We have a policy for how to record requests we receive verbally.
We understand when we can refuse a request and are aware of the information we need to provide to individuals when we do so.
Complying with requests for erasure
We have processes in place to ensure that we respond to a request for erasure without undue delay and within one month of receipt.
We are aware of the circumstances when we can extend the time limit to respond to a request.
We understand that there is a particular emphasis on the right to erasure if the request relates to data collected from children.
We have procedures in place to inform any recipients if we erase any data we have shared with them.
We have appropriate methods in place to erase information.
We use encryption and/or pseudonymisation where it is appropriate to do so. (Third Party Supplier)
We understand the requirements of confidentiality, integrity and availability for the personal data we process.
We make sure that we can restore access to personal data in the event of any incidents, such as by establishing an appropriate backup process.
We conduct regular testing and reviews of our measures to ensure they remain effective, and act on the results of those tests where they highlight areas for improvement. (Third Party Supplier)
Where appropriate, we implement measures that adhere to an approved code of conduct or certification mechanism.
We ensure that any data processor we use also implements appropriate technical and organizational measures.
In case of a data breach we brief our data controller a third party (Evo Business Solution) within 48 hours via official email communication.
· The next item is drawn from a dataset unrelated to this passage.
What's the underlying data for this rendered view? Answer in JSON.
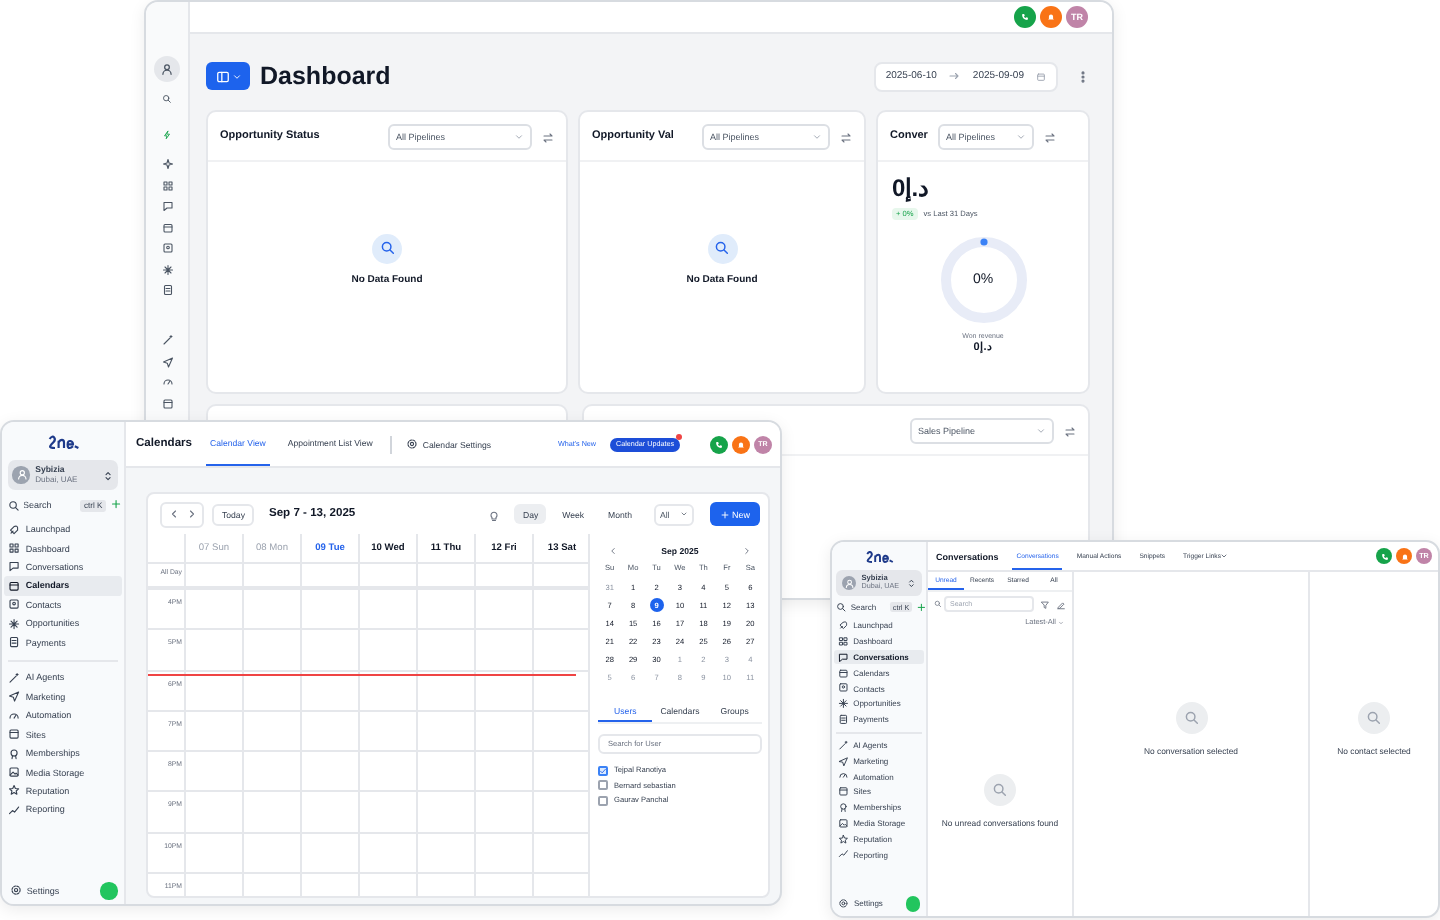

The data controller then investigates and analyzes the breach taking the necessary and proportionate action for purposes of prevention, detection or investigation of an offense by the concerned relevant body.
We have trained our contractors on our principles and policies based on the Kenyan Data Protection Act 2019 and GDPR framework.
Go Gaga Experiential has developed a contractor Codes of conduct, this enables contractors to own and resolve key data protection challenges. The Go Gaga Experiential see this as a way of demonstrating accountability and encouraging their partner to be compliant.
Using the Go Gaga Experiential approved code of conduct gives assurance that the code and its monitoring is appropriate and will help companies to meet GDPR expectations.
Codes of conduct should reflect the requirements of different data processing dynamics and take account of the specific needs of small and medium sized enterprises.
A code of conduct will describe the appropriate monitoring mechanisms and (where applicable) the monitoring KPI meets compliance as part of the code approval process.